Years later, Miku meets a woman called Nagaoka, who reveals that she was also a victim of the licking woman. Nagaoka tells Miku that the woman disappeared after being released from custody. Miku vows to kill the woman in order to protect others. Nagaoka suggests that Miku cover her skin in deadly potassium cyanide to poison her. Miku tracks her down when the woman starts attacking people again. Once she licks Miku's skin, she collapses because of the cyanide, but manages to physically rip out her own tongue before dying. The severed tongue dives into Miku's throat, almost choking her. She manages to runs away while the severed tongue bounces around on the ground.

Miku then tries to contact Nagaoka, but is unsuccessful. She realizes that the glasses in the woman's handbag looked a lot like those Nagaoka wore. She becomes paranoid, convinced that Nagaoka was the licking woman and she set up the whole thing. Eventually she begins a romance with a new boyfriend. One day, when they kiss, they are attacked by the woman's giant tongue and are found dead, poisoned by the potassium cyanide. Police ignore eyewitness reports of a giant tongue bouncing around at the scene.

===Mystery Pavilion===
In the future of 2105, people are queuing to see a genetic recreation of a cormorant, which has long since been extinct. They are told that cormorants were once used to catch fish. However, the "cormorant" in question is an enormous, mutated abomination which promptly demonstrates its fish-catching technique by swallowing two spectators whole. The staff member on-duty orders it to spit them back out, and it does so, but they begin to melt alive as they reach the ground. The spectators look on in horror as the narration notes that "the darkness of the world will continue for a while yet."

==Publication==
Written and illustrated by Junji Ito, Black Paradox started in the special edition of Shogakukan's seinen manga Big Comic Spirits, Big Comic Spirits Zōkan Casual, on August 15, 2007. The series later continued in YS Special on December 25, 2008, and finished on January 24, 2009. Shogakukan later published the series in a single tankōbon volume, released on March 30, 2009.

In North America, the manga was licensed for English release by Viz Media. The volume was released on October 25, 2022.

==Reception==
Black Paradox has received mostly positive reviews from critics.
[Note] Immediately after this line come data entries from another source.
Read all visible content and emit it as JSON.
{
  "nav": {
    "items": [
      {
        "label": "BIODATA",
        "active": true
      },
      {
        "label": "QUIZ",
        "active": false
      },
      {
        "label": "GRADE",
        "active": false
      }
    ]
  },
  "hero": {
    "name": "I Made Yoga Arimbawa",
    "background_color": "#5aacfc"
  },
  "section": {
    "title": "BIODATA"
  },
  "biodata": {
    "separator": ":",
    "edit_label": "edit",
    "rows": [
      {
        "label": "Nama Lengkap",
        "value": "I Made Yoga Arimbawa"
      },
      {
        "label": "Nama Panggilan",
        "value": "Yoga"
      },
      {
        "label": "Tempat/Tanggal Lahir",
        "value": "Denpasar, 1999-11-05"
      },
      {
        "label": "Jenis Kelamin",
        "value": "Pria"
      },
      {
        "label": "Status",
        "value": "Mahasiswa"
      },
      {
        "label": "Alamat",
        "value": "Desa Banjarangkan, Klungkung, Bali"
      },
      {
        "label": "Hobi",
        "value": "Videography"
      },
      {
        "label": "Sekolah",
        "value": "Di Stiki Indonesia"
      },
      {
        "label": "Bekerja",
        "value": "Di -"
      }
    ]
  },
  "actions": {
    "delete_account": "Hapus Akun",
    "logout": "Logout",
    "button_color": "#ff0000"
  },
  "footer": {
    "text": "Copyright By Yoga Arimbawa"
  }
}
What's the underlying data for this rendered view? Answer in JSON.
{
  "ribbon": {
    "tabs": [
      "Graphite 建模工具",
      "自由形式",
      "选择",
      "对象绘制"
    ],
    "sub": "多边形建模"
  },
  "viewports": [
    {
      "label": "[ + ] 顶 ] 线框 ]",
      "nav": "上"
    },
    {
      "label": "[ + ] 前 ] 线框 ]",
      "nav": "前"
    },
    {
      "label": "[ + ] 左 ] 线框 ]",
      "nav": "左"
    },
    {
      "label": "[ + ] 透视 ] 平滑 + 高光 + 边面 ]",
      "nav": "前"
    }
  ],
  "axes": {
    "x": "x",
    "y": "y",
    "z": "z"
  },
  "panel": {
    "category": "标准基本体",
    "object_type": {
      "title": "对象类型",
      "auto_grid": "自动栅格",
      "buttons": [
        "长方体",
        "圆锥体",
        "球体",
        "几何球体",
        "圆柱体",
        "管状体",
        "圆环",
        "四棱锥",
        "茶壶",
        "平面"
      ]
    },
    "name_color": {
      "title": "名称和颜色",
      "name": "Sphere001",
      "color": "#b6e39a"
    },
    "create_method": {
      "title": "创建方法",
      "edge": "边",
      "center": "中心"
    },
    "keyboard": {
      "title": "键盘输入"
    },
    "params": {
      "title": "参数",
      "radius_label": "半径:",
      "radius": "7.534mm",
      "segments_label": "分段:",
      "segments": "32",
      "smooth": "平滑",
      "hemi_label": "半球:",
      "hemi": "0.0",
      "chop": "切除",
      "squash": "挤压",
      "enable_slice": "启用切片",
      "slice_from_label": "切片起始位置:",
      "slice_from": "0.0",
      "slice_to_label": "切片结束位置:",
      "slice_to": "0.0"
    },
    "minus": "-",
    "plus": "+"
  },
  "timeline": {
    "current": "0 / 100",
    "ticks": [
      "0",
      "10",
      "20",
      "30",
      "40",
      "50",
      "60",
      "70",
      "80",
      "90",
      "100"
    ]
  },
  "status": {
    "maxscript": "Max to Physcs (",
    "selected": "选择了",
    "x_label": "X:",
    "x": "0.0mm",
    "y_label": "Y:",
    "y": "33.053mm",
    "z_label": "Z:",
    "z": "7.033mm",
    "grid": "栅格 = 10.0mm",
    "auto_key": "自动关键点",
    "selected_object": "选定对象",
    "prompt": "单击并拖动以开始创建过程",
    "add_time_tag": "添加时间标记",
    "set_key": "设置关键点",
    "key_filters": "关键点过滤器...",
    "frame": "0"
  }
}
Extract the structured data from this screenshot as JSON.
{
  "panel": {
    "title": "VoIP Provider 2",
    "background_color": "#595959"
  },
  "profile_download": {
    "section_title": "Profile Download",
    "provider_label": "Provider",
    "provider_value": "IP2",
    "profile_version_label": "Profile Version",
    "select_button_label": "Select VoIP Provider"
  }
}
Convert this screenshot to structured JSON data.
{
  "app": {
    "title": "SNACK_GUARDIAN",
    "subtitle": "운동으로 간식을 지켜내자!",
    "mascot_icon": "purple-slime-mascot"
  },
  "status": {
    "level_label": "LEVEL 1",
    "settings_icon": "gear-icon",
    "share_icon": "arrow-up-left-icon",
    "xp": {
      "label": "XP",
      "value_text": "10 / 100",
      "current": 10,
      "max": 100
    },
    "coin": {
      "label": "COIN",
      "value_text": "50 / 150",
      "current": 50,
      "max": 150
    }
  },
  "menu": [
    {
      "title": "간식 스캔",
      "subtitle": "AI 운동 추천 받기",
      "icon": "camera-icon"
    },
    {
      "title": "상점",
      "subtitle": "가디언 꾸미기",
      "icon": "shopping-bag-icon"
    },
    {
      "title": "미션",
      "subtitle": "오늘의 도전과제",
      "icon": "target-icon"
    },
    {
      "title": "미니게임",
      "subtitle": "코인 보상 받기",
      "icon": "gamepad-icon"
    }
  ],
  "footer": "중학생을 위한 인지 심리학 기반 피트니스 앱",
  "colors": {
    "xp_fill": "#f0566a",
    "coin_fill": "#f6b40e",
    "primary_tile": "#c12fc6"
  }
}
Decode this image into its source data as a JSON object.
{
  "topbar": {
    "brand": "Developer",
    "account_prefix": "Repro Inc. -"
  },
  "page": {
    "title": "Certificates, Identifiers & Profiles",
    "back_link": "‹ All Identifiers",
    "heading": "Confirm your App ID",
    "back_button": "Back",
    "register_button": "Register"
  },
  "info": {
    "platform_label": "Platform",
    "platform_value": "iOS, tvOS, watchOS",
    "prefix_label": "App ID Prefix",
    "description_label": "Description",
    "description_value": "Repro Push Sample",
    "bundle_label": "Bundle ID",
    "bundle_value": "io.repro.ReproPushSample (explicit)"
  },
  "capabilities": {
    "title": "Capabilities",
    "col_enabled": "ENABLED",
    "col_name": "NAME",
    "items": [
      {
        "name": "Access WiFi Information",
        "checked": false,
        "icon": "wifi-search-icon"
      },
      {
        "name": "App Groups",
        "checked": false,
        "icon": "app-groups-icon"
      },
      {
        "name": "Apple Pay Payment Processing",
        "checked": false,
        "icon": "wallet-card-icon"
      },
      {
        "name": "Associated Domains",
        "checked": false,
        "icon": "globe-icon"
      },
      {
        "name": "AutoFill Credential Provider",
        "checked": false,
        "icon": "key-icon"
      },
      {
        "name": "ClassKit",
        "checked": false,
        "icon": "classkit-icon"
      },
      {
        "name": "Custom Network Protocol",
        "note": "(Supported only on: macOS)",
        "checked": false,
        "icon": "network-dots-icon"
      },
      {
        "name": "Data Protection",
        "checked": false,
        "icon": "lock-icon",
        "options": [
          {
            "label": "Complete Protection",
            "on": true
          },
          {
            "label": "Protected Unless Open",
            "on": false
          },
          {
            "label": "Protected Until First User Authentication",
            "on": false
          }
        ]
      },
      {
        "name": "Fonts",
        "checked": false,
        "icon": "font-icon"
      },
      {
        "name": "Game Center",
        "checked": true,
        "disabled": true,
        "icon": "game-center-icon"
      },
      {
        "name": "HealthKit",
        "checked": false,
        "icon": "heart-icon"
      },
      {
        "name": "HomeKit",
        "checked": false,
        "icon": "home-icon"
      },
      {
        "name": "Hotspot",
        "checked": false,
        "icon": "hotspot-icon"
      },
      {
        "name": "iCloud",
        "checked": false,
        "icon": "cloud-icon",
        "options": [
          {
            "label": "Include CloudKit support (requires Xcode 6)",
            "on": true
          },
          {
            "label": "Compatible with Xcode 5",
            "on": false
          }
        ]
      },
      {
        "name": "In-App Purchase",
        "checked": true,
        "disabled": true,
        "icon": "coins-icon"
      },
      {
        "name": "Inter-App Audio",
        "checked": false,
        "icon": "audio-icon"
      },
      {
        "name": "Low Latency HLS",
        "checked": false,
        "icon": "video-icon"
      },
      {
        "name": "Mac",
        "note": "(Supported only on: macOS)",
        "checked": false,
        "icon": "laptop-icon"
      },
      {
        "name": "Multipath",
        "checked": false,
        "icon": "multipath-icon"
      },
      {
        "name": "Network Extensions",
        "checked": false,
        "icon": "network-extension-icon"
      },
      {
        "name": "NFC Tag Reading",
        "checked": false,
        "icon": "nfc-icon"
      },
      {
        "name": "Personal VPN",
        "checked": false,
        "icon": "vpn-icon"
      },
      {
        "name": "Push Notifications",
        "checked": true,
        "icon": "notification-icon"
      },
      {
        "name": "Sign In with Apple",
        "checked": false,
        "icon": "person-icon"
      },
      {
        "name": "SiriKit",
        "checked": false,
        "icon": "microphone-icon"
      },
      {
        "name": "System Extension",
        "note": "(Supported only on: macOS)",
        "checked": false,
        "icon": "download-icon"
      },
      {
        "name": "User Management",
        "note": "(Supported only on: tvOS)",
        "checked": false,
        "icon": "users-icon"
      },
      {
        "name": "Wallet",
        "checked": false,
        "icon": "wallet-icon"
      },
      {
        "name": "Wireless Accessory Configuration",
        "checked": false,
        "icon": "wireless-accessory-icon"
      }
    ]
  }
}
Writing for CBR, Dallas Marshall has praised the four main characters, stating that they are "one-of-a-kind in their designs". He also praised how the story handled the subject matter of suicide.
Danica Davidson of Otaku USA also praised the manga, saying that it is "creepy and mysterious". She found the twists in the story to be fun and clever, while also praising the visual style.

Christopher Farris of Anime News Network provided a slightly mixed review, praising the plot ideas and visuals while criticizing the horror elements. He highlighted the consistency of the story and praised the plot escalation. Overall he found Black Paradox to be interesting, despite it being a bit uneven compared to Ito's other works.

In 2022, American Library Association included Black Paradox in the official reading list for the 2022 Best Graphic Novels for Adults. In 2023, it was nominated for the Eisner Award for Best U.S. Edition of International Material—Asia.